The guinea-pig taenia coli possesses two relaxation-mediating receptors for nucleotides: a prototypic P2Y-purinoceptor, which is activated by adenosine 5'-O-(2-thio-diphosphate) (ADP beta S), and a separate receptor for alpha, beta-methylene ATP (alpha,beta-MeATP). Effects of several as yet incompletely characterized P2-purinoceptor antagonists at these receptors were examined. The concentration-relaxation curve of ADP beta S was shifted to the right by reactive blue 2, suramin, 8-(3,5-dinitro-phenylenecarbonylimino)-1,3,5-naphthalenetrisulp honic acid (XAMR0721; at 1000 microM only), pyridoxalphosphate-6-azophenyl-2',5'-disulphonic acid (iso-PPADS), pyridoxal 5-phosphate, trypan blue and Evans blue (at 320 microM only). Schild plots for the antagonism of reactive blue 2, suramin, iso-PPADS and pyridoxal 5-phosphate against ADP beta S had slopes < 1. The concentration-relaxation curve of alpha,beta-MeATP was shifted to the right by reactive blue 2, suramin, XAMR0721, iso-PPADS, pyridoxal 5-phosphate and trypan blue but not by Evans blue (320 microM). Schild plots for the antagonism of suramin, XAMR0721 and iso-PPADS against alpha,beta-MeATP had slopes > 1. Only XAMR0721 differed clearly in potency against the two nucleotides: it was considerably more potent against alpha,beta-MeATP than against ADP beta S. 2-Methylthio ATP (MeSATP; 1 microM) and ATP (100 microM) were degraded by pieces of taenia coli. All antagonists except trypan blue attenuated the degradation of either or one of the two nucleotides. The selective effect of XAMR0721 against alpha,beta-MeATP confirms the existence of two relaxation-mediating P2-purinoceptors in guinea-pig taenia coli. Comparison of the apparent affinities of the antagonists for the two taenia coli receptors with affinities for the P2X-purinoceptor of the rat vas deferens shows that reactive blue 2, suramin, iso-PPADS, pyridoxal 5-phosphate and trypan blue have little selectivity for any of the three receptors.

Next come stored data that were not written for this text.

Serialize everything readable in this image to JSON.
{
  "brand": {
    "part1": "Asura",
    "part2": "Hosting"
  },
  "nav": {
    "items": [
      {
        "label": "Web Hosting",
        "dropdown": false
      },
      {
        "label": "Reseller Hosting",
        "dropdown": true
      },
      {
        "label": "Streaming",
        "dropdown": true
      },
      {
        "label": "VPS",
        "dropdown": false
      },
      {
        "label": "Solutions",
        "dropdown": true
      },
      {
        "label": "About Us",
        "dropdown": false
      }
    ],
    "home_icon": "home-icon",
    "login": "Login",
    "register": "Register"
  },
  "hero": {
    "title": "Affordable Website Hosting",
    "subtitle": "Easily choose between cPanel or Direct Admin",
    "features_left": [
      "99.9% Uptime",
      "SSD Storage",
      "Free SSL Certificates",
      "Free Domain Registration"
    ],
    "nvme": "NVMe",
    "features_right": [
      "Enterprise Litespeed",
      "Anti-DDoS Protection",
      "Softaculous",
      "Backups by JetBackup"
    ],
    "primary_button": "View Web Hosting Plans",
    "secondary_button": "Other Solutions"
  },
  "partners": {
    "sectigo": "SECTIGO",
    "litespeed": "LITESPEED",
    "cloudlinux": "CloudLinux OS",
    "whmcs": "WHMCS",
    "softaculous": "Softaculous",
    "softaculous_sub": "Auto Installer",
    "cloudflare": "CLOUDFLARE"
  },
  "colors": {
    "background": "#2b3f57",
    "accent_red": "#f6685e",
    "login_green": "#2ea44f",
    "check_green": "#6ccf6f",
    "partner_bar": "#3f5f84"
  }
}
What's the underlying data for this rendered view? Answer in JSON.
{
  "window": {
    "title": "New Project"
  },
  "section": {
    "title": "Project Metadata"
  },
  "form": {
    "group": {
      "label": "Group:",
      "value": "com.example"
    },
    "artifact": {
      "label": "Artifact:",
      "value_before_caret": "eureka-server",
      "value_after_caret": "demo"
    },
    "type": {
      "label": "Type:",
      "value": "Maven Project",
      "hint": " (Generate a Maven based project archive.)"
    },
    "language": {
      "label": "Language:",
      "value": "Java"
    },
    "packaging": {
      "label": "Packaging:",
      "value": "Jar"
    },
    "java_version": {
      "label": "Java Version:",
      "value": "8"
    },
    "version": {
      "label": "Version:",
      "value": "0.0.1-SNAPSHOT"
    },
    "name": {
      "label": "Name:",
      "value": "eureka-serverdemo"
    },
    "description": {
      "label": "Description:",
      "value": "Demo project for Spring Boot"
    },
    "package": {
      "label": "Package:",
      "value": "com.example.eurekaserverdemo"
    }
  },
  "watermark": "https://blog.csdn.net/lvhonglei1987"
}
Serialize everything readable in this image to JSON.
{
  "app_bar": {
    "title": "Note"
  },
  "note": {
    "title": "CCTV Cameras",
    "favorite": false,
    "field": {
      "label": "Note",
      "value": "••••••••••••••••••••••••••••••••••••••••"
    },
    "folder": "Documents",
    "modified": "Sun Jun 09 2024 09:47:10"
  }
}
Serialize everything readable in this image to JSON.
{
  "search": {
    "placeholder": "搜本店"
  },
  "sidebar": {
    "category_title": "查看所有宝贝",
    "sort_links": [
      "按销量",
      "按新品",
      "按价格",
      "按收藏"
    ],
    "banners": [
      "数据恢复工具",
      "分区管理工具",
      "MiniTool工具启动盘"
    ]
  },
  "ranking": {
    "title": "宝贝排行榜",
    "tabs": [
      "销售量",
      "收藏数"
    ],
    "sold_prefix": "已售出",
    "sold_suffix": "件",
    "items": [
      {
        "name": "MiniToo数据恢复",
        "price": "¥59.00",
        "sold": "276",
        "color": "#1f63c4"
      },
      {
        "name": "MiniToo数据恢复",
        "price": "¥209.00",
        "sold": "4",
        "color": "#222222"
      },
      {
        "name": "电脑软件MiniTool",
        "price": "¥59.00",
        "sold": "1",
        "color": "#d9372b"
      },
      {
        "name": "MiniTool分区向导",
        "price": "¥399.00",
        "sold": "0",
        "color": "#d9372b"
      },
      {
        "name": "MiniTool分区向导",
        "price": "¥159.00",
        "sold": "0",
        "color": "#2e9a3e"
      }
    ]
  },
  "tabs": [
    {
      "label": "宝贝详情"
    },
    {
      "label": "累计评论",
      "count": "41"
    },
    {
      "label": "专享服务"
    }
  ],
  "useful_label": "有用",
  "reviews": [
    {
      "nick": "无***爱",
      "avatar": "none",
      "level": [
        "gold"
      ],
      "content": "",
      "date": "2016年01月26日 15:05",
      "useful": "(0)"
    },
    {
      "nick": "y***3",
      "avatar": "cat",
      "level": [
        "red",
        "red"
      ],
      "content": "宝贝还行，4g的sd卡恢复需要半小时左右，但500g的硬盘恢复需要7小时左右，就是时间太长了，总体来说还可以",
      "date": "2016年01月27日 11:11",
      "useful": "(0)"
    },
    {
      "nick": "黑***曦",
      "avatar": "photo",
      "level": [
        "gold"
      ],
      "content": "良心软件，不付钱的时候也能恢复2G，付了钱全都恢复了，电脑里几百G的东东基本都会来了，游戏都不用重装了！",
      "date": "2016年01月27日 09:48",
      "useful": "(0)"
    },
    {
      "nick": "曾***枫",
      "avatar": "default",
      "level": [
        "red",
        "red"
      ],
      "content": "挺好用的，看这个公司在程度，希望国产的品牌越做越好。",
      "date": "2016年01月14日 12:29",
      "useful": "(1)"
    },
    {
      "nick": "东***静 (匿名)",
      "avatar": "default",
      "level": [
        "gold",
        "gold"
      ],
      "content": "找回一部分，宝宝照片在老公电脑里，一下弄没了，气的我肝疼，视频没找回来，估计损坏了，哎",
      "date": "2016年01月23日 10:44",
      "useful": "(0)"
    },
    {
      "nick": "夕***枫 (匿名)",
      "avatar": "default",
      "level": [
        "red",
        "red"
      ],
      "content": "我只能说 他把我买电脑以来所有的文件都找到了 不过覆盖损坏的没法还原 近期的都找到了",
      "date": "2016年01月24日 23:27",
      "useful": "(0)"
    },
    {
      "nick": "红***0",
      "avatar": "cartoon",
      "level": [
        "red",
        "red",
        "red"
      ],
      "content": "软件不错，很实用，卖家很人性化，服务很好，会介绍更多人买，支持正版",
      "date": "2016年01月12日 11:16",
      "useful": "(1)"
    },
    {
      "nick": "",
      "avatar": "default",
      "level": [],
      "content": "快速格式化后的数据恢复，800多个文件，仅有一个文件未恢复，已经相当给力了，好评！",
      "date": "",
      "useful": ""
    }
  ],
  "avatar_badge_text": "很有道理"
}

XAMR0721, which has been shown to possess relatively high affinity for the P2Y-purinoceptor in turkey erythrocytes, was very weak at the P2Y-receptor of the taenia, thus supporting the existence of pharmacologic P2Y-receptor subtypes. Evans blue, with little effect in the taenia coli but a marked effect in the rat vas defrens, is the most selective P2X- (versus P2Y-) purinoceptor antagonists presently known, although its effect on the degradation of nucleotides must be kept in mind.